This is the first of a monthly column, De Olho em Brasilia (Watching Brazil), authored by Andresa Porto and published by the Working Group on Intellectual Property (GTPI).
I, along with all of Brazil’s civil society, have been closely monitoring the first actions taken by Bolsonaro’s administration. Its first Provisional Measure (MPV 870) comes with great concern for the legal position and autonomy of civil society entities, required to operate effectively and without interference. Article 5, II provides legal grounds for the supervision, coordination and monitoring of international organizations and non-governmental organizations.
Another important decision was the creation of the Special Secretariat of Social Articulation, within the Secretariat of Government. It is responsible for proposing the mechanisms for social participation, cooperation and agenda with civil society. In addition, the Special Secretariat for Governmental Relations of the Civil House is yet another introduction by the new administration. It will connect the government with civil society with a role around dialogue with “ministries and other organisms and entities of the federal public administration”. This new body differs from the traditional Parliamentary Affairs Sub-Committee (Art. 18), which discusses with, and advises, the legislative houses.
In this first month of the new government, the structure and composition of the ministries are being finalized. As promised during the election campaign, many positions are being filled by figures who have no history of political activity, many of which are connected to the military, and/or to ‘Operação Lava Jato’, an ongoing corruption investigation.
Civil society will continue monitor these new steps and new positions and analyze what the implications may be for civil society and access to medicines.
Davos and Brumadinho
Bolsonaro’s first international appearance as president was at the World Economic Forum in Davos, Switzerland.
Bolsonaro used his speech at the forum to refer positively to political allies and representatives of national private banks. The feeling of distrust that this created was reinforced by the cancellation of the press conference by the government’s economic team the following day.
The debate over Bolsonaro’s representation at the forum was interrupted by the tragedy at Vale’s Brumadinho mining dam. This loss of life demonstrates how vital a serious and responsible debate on environmental licensing and inspection is. The presidential discourse on deregulating the environmental industry could have further consequences and cannot be allowed to happen.

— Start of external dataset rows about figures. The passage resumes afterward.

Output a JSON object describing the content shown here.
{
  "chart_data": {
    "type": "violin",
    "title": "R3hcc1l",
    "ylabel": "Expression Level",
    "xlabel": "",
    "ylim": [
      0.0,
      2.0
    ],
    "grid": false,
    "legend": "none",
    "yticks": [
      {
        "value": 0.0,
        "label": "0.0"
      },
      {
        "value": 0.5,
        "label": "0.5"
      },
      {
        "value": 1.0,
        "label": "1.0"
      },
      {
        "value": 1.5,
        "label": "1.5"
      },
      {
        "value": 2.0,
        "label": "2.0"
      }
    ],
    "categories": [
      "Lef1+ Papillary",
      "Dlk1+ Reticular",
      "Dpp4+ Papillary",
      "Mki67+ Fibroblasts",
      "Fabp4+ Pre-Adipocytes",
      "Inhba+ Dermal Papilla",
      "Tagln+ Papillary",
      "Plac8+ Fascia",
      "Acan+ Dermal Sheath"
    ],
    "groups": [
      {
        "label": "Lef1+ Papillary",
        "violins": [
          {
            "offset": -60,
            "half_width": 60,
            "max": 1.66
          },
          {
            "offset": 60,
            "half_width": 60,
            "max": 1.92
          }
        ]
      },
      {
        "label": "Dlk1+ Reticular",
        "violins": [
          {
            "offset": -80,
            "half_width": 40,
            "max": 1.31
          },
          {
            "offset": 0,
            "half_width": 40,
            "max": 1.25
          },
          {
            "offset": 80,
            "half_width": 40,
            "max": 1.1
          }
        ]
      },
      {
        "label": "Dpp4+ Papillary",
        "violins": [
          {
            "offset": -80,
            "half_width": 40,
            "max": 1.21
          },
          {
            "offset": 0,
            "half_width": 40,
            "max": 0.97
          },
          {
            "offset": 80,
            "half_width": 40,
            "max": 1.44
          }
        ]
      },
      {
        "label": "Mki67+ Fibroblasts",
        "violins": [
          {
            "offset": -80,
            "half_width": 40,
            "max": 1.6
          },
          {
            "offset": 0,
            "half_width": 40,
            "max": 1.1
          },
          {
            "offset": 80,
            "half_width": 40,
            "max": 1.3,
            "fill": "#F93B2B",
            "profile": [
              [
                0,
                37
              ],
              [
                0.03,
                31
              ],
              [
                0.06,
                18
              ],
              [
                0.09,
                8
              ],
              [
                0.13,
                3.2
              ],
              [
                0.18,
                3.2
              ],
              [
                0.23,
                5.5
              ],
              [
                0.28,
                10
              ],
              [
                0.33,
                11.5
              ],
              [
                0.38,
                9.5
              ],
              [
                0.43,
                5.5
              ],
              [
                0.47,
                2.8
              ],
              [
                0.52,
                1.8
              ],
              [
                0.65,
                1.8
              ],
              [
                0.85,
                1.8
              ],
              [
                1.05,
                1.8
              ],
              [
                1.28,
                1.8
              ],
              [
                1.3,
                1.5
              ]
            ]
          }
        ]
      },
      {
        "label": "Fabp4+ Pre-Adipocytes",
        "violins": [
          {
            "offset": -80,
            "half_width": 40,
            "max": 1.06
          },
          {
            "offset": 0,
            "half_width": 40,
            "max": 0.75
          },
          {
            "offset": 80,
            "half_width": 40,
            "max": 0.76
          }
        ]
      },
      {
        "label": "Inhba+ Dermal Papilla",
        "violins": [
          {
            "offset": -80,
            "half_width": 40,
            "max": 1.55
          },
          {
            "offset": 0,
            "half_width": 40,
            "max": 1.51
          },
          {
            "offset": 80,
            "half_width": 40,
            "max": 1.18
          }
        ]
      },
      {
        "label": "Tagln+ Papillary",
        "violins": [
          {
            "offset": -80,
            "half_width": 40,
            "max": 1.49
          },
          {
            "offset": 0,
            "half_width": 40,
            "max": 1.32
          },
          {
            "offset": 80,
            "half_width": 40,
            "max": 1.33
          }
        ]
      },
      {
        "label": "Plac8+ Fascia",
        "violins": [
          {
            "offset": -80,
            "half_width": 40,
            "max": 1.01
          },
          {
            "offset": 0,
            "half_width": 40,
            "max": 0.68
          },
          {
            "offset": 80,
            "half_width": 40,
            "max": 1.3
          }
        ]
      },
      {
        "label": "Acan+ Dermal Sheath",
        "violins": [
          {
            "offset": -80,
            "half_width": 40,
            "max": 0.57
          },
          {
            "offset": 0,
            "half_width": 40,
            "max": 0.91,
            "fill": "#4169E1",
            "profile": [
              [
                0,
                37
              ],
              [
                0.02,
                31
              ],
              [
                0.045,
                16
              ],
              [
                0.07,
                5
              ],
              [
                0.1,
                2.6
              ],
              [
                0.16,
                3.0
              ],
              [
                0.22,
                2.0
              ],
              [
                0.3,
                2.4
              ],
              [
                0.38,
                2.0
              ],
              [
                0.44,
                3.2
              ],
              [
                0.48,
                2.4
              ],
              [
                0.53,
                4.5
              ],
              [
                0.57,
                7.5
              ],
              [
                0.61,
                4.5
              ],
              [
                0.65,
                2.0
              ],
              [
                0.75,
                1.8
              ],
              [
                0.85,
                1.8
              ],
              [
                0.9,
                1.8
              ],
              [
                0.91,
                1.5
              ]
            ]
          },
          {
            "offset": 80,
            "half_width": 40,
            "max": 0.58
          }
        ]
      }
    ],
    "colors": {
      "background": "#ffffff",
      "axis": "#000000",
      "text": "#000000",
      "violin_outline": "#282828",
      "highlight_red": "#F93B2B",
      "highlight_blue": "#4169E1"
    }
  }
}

January was also marked by the resumption of legislative activity – including the forming of the parliamentary blocs, as well as election of the most important legislative seats being disputed.
Rodrigo Maia (DEM / RJ) and Davi Alcolumbre (DEM / AP) were elected presidents of the House of Representatives and the Federal Senate, respectively. This consolidates a favorable scenario for the Executive and the desired economic reforms, which would include cutting rights and introduce more insecurity for the workforce.
A second very important phase now is open: the composition and chairing of thematic commissions. The opposition bloc has 97 parliamentarians, far behind the bloc led by the party of the President of the Republic which has 301 members. The distribution of the chairs of the thematic committees depends on the size of the party blocs established at the beginning of the legislature. This year the largest bloc will have preference in choosing the first 10 commission presidencies.
It is expected that during the next few months, the new National Congress will be attempting to balance or align moral and economic issues, to try and maintain a good relationship between the base and the new government.